In the lead-up to the anticipated U.S. visit of Pope Francis next month, Vice President Joe Biden is the latest in a line of Democrats jockeying for position to enlist the Pope for their platform in the hope of siphoning off some of his popularity for their languishing party.
It is rumored that Biden is considering entering the presidential race, and association with Francis can only benefit the vice president, whose approval rating is only 47%, as compared with the Pope’s enviable popularity of 58% among all Americans and 86% among Catholics.
In an effort to coopt the Pope for the Democratic Party, Biden has declared that Francis has revived Catholic social teaching by his emphasis on coming to the assistance of the poor and afflicted. The Vice President has called Francis “a moral rudder for the world on some of the most important issues of our time, from inequality to climate change.”
If Francis is a rudder, however, it must be for a ship other than Biden’s. The vice president flouts Catholic teaching on a host of key issues, including abortion, same-sex marriage, divorce and contraception.
In his bid for alignment with the Pope, Biden seems to have forgotten that the core of Catholic Social Doctrine is care for the most vulnerable, the first of whom is the unborn child. While insisting he is “a practicing Catholic,” Biden is a staunch supporter of abortion, which is anathema to the Catholic Church. Participating in an abortion is one of the very few actions punishable by automatic excommunication from the Church.

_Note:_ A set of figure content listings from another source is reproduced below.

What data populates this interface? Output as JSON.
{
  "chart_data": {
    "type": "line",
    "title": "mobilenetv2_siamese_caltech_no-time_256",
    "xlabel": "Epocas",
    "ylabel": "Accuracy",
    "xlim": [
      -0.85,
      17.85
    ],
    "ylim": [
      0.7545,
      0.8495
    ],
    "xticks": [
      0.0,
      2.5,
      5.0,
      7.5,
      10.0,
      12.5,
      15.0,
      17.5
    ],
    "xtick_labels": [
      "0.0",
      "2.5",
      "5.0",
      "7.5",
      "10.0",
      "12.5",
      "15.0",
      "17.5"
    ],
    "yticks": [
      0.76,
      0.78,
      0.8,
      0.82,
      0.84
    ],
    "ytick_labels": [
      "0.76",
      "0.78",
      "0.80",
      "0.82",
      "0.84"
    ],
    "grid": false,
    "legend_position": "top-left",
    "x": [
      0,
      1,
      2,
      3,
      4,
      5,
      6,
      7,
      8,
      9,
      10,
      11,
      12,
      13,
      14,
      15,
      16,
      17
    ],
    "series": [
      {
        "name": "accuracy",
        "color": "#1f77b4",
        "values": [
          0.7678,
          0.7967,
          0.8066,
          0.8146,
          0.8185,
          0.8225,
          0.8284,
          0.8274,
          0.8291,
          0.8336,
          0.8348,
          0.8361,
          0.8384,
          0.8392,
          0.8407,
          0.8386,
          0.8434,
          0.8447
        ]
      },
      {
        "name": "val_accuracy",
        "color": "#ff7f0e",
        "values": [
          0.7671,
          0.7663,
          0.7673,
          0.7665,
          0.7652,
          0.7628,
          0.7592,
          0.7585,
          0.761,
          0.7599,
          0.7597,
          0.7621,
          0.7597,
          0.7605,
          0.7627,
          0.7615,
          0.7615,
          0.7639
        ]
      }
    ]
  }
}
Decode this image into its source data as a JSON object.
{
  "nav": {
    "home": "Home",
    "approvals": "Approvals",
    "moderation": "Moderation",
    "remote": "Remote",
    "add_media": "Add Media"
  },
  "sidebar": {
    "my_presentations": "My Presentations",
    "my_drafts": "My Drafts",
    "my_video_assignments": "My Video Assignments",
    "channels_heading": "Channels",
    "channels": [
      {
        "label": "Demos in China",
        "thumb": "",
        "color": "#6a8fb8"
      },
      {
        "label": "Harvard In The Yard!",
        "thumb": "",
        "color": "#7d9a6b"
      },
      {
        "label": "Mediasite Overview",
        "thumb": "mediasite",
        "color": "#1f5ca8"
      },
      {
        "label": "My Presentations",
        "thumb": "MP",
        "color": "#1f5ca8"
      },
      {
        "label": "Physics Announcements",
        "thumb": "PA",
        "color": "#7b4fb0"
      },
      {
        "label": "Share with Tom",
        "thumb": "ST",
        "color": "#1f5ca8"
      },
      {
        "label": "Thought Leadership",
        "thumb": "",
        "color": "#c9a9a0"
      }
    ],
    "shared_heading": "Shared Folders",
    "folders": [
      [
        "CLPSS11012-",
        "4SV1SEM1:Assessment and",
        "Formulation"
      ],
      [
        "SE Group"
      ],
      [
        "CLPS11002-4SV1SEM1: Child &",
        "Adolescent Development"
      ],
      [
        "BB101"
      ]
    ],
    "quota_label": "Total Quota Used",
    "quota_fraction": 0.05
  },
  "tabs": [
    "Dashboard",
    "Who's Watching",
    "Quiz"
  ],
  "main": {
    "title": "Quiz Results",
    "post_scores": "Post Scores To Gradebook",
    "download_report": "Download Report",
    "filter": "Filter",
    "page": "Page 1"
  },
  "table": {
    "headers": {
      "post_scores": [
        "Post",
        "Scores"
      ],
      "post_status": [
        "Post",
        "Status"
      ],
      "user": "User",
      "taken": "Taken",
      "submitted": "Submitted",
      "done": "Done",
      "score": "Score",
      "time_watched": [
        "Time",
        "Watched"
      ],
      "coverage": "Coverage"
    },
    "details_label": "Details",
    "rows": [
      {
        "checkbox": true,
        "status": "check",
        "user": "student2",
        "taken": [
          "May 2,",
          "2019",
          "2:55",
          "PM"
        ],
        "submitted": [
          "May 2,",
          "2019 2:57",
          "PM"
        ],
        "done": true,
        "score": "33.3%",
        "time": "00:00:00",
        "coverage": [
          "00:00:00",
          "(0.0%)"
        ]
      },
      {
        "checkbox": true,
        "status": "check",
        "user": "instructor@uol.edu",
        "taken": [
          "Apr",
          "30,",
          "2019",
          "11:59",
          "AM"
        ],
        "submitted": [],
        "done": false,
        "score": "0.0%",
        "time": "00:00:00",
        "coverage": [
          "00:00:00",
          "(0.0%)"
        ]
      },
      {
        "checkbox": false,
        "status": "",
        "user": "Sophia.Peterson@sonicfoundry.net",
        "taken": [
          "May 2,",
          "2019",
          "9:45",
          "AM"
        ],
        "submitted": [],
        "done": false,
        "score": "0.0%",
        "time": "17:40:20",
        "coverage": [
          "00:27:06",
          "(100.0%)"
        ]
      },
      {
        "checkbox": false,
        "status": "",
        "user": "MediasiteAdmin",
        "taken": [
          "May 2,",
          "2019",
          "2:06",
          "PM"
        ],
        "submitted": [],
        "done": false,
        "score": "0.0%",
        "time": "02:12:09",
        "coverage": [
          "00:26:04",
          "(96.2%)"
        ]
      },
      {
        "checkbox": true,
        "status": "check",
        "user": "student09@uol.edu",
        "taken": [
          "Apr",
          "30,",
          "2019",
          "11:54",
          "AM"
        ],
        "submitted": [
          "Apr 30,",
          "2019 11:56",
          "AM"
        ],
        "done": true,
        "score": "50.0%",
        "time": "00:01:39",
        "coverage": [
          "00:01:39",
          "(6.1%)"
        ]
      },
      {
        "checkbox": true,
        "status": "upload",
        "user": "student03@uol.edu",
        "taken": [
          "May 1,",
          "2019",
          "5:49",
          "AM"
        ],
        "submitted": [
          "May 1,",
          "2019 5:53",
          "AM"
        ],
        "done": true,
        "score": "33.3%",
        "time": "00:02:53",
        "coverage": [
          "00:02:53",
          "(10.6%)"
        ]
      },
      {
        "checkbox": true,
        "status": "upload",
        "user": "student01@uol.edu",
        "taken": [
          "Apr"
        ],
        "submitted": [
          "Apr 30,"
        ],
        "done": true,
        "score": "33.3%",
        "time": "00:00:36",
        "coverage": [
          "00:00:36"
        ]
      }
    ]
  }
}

Though claiming to believe that life begins at conception, Biden does not believe it is a life worthy of protection. “I do not believe that we have a right to tell other people that women can’t control their body,” he said in 2012. “It’s a decision between them and their doctor, in my view. And the Supreme Court—I’m not going to interfere with that.”
Pope Francis, on the other hand, has called abortion a “scourge” and an “attack on life,” insisting that pro-abortion activists “follow the code of the Mafia” by taking out those who get in their way.
Another bone of contention will be the area of same-sex marriage, since the Pope’s U.S. visit will center on family issues. Francis has been a stern critic of what he calls the “gender politics” behind gay activism, calling modern gender ideology “demonic” and comparing gender theory with “the educational policies of Hitler.”
Biden, on the other hand, has been called the man who “deserves the most credit” for the institution of same-sex marriage in the United States. A champion of gay rights, Biden called same-sex marriage “the civil rights issue of our generation.”
How the Vice President hopes to reconcile these stances with the Pope he is claiming at his own is anybody’s guess.